During the course of the day Wednesday, the National Weather Service in Northwest Indiana escalated the Flood Watch for the region to Flood Warnings in several communities including Niles, South Bend and Elkhart. While the higher waters haven’t approached the catastrophic flooding witnessed last year, there are concerns in many areas for low-lying lands that are already underwater and threatened with more thanks to rain still in the forecast.
The Flood Warning first raised yesterday in Niles, continues for the Saint Joseph River at Niles until Monday afternoon now. At early Thursday morning today, the stage was 11.6 feet and rising. Minor flooding is occurring and minor flooding is additionally forecast. Flood stage is 11.0 feet. The forecast calls for the river to continue rising to near 12.1 feet by this afternoon, Thursday, May 2nd, 2019.
The National Weather Service says the river will fall below flood stage around Sunday afternoon. At 12.5 feet, minor flooding of low-lying areas adjacent to the river as well as flooding of basements in Niles can be expected.
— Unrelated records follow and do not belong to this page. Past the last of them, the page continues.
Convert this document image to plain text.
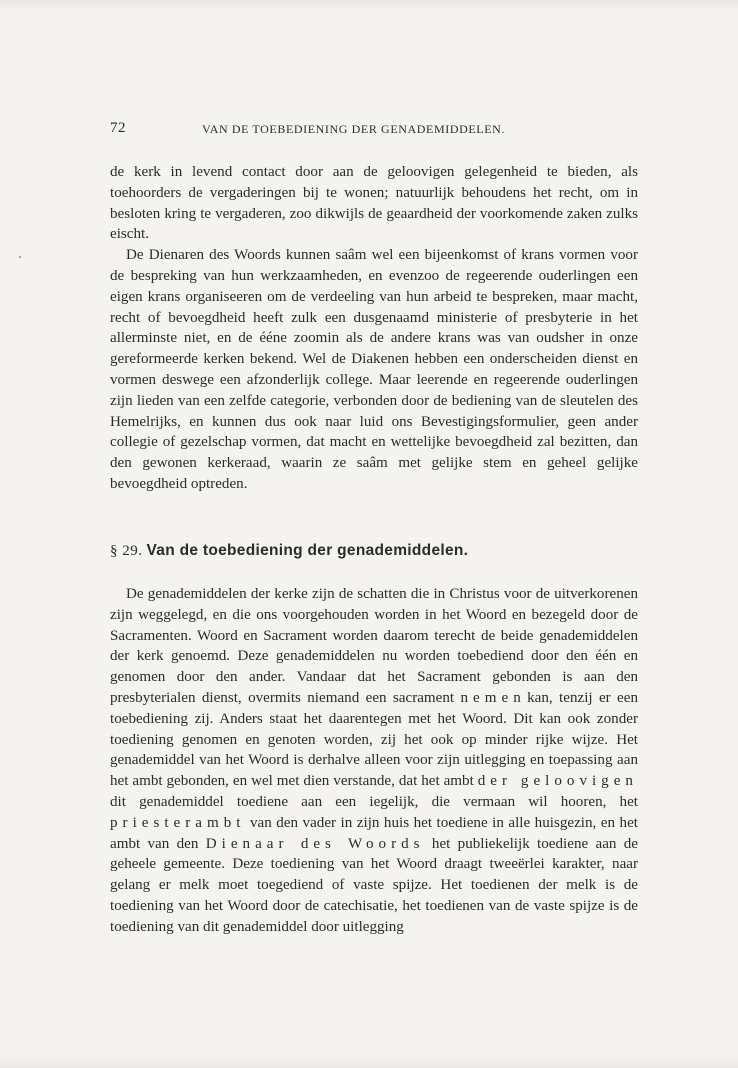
72	VAN DE TOEBEDIENING DER GENADEMIDDELEN.

de kerk in levend contact door aan de geloovigen gelegenheid te bieden, als toehoorders de vergaderingen bij te wonen; natuurlijk behoudens het recht, om in besloten kring te vergaderen, zoo dikwijls de geaardheid der voorkomende zaken zulks eischt.

De Dienaren des Woords kunnen saâm wel een bijeenkomst of krans vormen voor de bespreking van hun werkzaamheden, en evenzoo de regeerende ouderlingen een eigen krans organiseeren om de verdeeling van hun arbeid te bespreken, maar macht, recht of bevoegdheid heeft zulk een dusgenaamd ministerie of presbyterie in het allerminste niet, en de ééne zoomin als de andere krans was van oudsher in onze gereformeerde kerken bekend. Wel de Diakenen hebben een onderscheiden dienst en vormen deswege een afzonderlijk college. Maar leerende en regeerende ouderlingen zijn lieden van een zelfde categorie, verbonden door de bediening van de sleutelen des Hemelrijks, en kunnen dus ook naar luid ons Bevestigingsformulier, geen ander collegie of gezelschap vormen, dat macht en wettelijke bevoegdheid zal bezitten, dan den gewonen kerkeraad, waarin ze saâm met gelijke stem en geheel gelijke bevoegdheid optreden.

§ 29. Van de toebediening der genademiddelen.

De genademiddelen der kerke zijn de schatten die in Christus voor de uitverkorenen zijn weggelegd, en die ons voorgehouden worden in het Woord en bezegeld door de Sacramenten. Woord en Sacrament worden daarom terecht de beide genademiddelen der kerk genoemd. Deze genademiddelen nu worden toebediend door den één en genomen door den ander. Vandaar dat het Sacrament gebonden is aan den presbyterialen dienst, overmits niemand een sacrament nemen kan, tenzij er een toebediening zij. Anders staat het daarentegen met het Woord. Dit kan ook zonder toediening genomen en genoten worden, zij het ook op minder rijke wijze. Het genademiddel van het Woord is derhalve alleen voor zijn uitlegging en toepassing aan het ambt gebonden, en wel met dien verstande, dat het ambt der geloovigen dit genademiddel toediene aan een iegelijk, die vermaan wil hooren, het priesterambt van den vader in zijn huis het toediene in alle huisgezin, en het ambt van den Dienaar des Woords het publiekelijk toediene aan de geheele gemeente. Deze toediening van het Woord draagt tweeërlei karakter, naar gelang er melk moet toegediend of vaste spijze. Het toedienen der melk is de toediening van het Woord door de catechisatie, het toedienen van de vaste spijze is de toediening van dit genademiddel door uitlegging
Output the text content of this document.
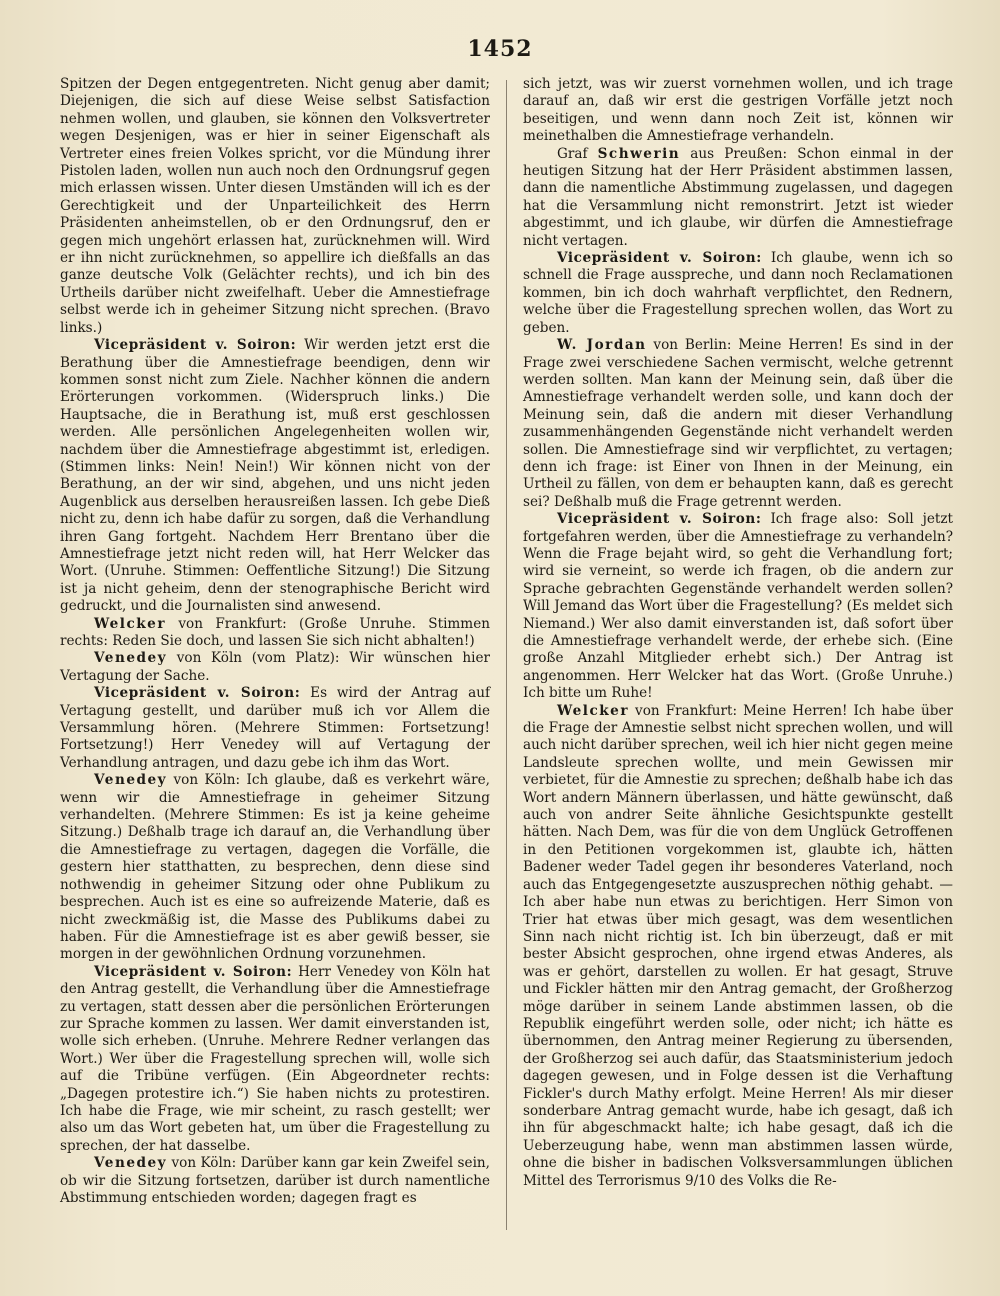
1452

Spitzen der Degen entgegentreten. Nicht genug aber damit; Diejenigen, die sich auf diese Weise selbst Satisfaction nehmen wollen, und glauben, sie können den Volksvertreter wegen Desjenigen, was er hier in seiner Eigenschaft als Vertreter eines freien Volkes spricht, vor die Mündung ihrer Pistolen laden, wollen nun auch noch den Ordnungsruf gegen mich erlassen wissen. Unter diesen Umständen will ich es der Gerechtigkeit und der Unparteilichkeit des Herrn Präsidenten anheimstellen, ob er den Ordnungsruf, den er gegen mich ungehört erlassen hat, zurücknehmen will. Wird er ihn nicht zurücknehmen, so appellire ich dießfalls an das ganze deutsche Volk (Gelächter rechts), und ich bin des Urtheils darüber nicht zweifelhaft. Ueber die Amnestiefrage selbst werde ich in geheimer Sitzung nicht sprechen. (Bravo links.)

Vicepräsident v. Soiron: Wir werden jetzt erst die Berathung über die Amnestiefrage beendigen, denn wir kommen sonst nicht zum Ziele. Nachher können die andern Erörterungen vorkommen. (Widerspruch links.) Die Hauptsache, die in Berathung ist, muß erst geschlossen werden. Alle persönlichen Angelegenheiten wollen wir, nachdem über die Amnestiefrage abgestimmt ist, erledigen. (Stimmen links: Nein! Nein!) Wir können nicht von der Berathung, an der wir sind, abgehen, und uns nicht jeden Augenblick aus derselben herausreißen lassen. Ich gebe Dieß nicht zu, denn ich habe dafür zu sorgen, daß die Verhandlung ihren Gang fortgeht. Nachdem Herr Brentano über die Amnestiefrage jetzt nicht reden will, hat Herr Welcker das Wort. (Unruhe. Stimmen: Oeffentliche Sitzung!) Die Sitzung ist ja nicht geheim, denn der stenographische Bericht wird gedruckt, und die Journalisten sind anwesend.

Welcker von Frankfurt: (Große Unruhe. Stimmen rechts: Reden Sie doch, und lassen Sie sich nicht abhalten!)

Venedey von Köln (vom Platz): Wir wünschen hier Vertagung der Sache.

Vicepräsident v. Soiron: Es wird der Antrag auf Vertagung gestellt, und darüber muß ich vor Allem die Versammlung hören. (Mehrere Stimmen: Fortsetzung! Fortsetzung!) Herr Venedey will auf Vertagung der Verhandlung antragen, und dazu gebe ich ihm das Wort.

Venedey von Köln: Ich glaube, daß es verkehrt wäre, wenn wir die Amnestiefrage in geheimer Sitzung verhandelten. (Mehrere Stimmen: Es ist ja keine geheime Sitzung.) Deßhalb trage ich darauf an, die Verhandlung über die Amnestiefrage zu vertagen, dagegen die Vorfälle, die gestern hier statthatten, zu besprechen, denn diese sind nothwendig in geheimer Sitzung oder ohne Publikum zu besprechen. Auch ist es eine so aufreizende Materie, daß es nicht zweckmäßig ist, die Masse des Publikums dabei zu haben. Für die Amnestiefrage ist es aber gewiß besser, sie morgen in der gewöhnlichen Ordnung vorzunehmen.

Vicepräsident v. Soiron: Herr Venedey von Köln hat den Antrag gestellt, die Verhandlung über die Amnestiefrage zu vertagen, statt dessen aber die persönlichen Erörterungen zur Sprache kommen zu lassen. Wer damit einverstanden ist, wolle sich erheben. (Unruhe. Mehrere Redner verlangen das Wort.) Wer über die Fragestellung sprechen will, wolle sich auf die Tribüne verfügen. (Ein Abgeordneter rechts: „Dagegen protestire ich.“) Sie haben nichts zu protestiren. Ich habe die Frage, wie mir scheint, zu rasch gestellt; wer also um das Wort gebeten hat, um über die Fragestellung zu sprechen, der hat dasselbe.

Venedey von Köln: Darüber kann gar kein Zweifel sein, ob wir die Sitzung fortsetzen, darüber ist durch namentliche Abstimmung entschieden worden; dagegen fragt es

sich jetzt, was wir zuerst vornehmen wollen, und ich trage darauf an, daß wir erst die gestrigen Vorfälle jetzt noch beseitigen, und wenn dann noch Zeit ist, können wir meinethalben die Amnestiefrage verhandeln.

Graf Schwerin aus Preußen: Schon einmal in der heutigen Sitzung hat der Herr Präsident abstimmen lassen, dann die namentliche Abstimmung zugelassen, und dagegen hat die Versammlung nicht remonstrirt. Jetzt ist wieder abgestimmt, und ich glaube, wir dürfen die Amnestiefrage nicht vertagen.

Vicepräsident v. Soiron: Ich glaube, wenn ich so schnell die Frage ausspreche, und dann noch Reclamationen kommen, bin ich doch wahrhaft verpflichtet, den Rednern, welche über die Fragestellung sprechen wollen, das Wort zu geben.

W. Jordan von Berlin: Meine Herren! Es sind in der Frage zwei verschiedene Sachen vermischt, welche getrennt werden sollten. Man kann der Meinung sein, daß über die Amnestiefrage verhandelt werden solle, und kann doch der Meinung sein, daß die andern mit dieser Verhandlung zusammenhängenden Gegenstände nicht verhandelt werden sollen. Die Amnestiefrage sind wir verpflichtet, zu vertagen; denn ich frage: ist Einer von Ihnen in der Meinung, ein Urtheil zu fällen, von dem er behaupten kann, daß es gerecht sei? Deßhalb muß die Frage getrennt werden.

Vicepräsident v. Soiron: Ich frage also: Soll jetzt fortgefahren werden, über die Amnestiefrage zu verhandeln? Wenn die Frage bejaht wird, so geht die Verhandlung fort; wird sie verneint, so werde ich fragen, ob die andern zur Sprache gebrachten Gegenstände verhandelt werden sollen? Will Jemand das Wort über die Fragestellung? (Es meldet sich Niemand.) Wer also damit einverstanden ist, daß sofort über die Amnestiefrage verhandelt werde, der erhebe sich. (Eine große Anzahl Mitglieder erhebt sich.) Der Antrag ist angenommen. Herr Welcker hat das Wort. (Große Unruhe.) Ich bitte um Ruhe!

Welcker von Frankfurt: Meine Herren! Ich habe über die Frage der Amnestie selbst nicht sprechen wollen, und will auch nicht darüber sprechen, weil ich hier nicht gegen meine Landsleute sprechen wollte, und mein Gewissen mir verbietet, für die Amnestie zu sprechen; deßhalb habe ich das Wort andern Männern überlassen, und hätte gewünscht, daß auch von andrer Seite ähnliche Gesichtspunkte gestellt hätten. Nach Dem, was für die von dem Unglück Getroffenen in den Petitionen vorgekommen ist, glaubte ich, hätten Badener weder Tadel gegen ihr besonderes Vaterland, noch auch das Entgegengesetzte auszusprechen nöthig gehabt. — Ich aber habe nun etwas zu berichtigen. Herr Simon von Trier hat etwas über mich gesagt, was dem wesentlichen Sinn nach nicht richtig ist. Ich bin überzeugt, daß er mit bester Absicht gesprochen, ohne irgend etwas Anderes, als was er gehört, darstellen zu wollen. Er hat gesagt, Struve und Fickler hätten mir den Antrag gemacht, der Großherzog möge darüber in seinem Lande abstimmen lassen, ob die Republik eingeführt werden solle, oder nicht; ich hätte es übernommen, den Antrag meiner Regierung zu übersenden, der Großherzog sei auch dafür, das Staatsministerium jedoch dagegen gewesen, und in Folge dessen ist die Verhaftung Fickler's durch Mathy erfolgt. Meine Herren! Als mir dieser sonderbare Antrag gemacht wurde, habe ich gesagt, daß ich ihn für abgeschmackt halte; ich habe gesagt, daß ich die Ueberzeugung habe, wenn man abstimmen lassen würde, ohne die bisher in badischen Volksversammlungen üblichen Mittel des Terrorismus 9/10 des Volks die Re-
This crest compares to a previous crest of 12.4 feet which already occurred.
In South Bend, the Flood Warning has been extended to late Monday night. At 5am yesterday, the stage was 4.9-feet there, and rising with minor flooding being forecast. Flood stage in South Bend is 5.5-feet. It is expected to crest near 6.4-feet around 2am tomorrow, Friday, May 3rd and fall below flood stage again by around 2am Monday, May 6th. For South Bend, at 7-feet, flooding is confined to park land and park roads, with some backyard flooding occurring in residential areas near the river.
At Elkhart, the Flood Warning has been extended to Saturday afternoon. At 9pm last night the stage was 23.7-feet and rising with minor flooding forecast. Flood stage at Elkhart is 24-feet. The river is forecast to rise to near flood stage at Elkhart around 2pm this afternoon, Thursday, May 2nd. At 24-feet, Island Park in Elkhart and Kamm South Island in Mishawaka are expected to begin to flood.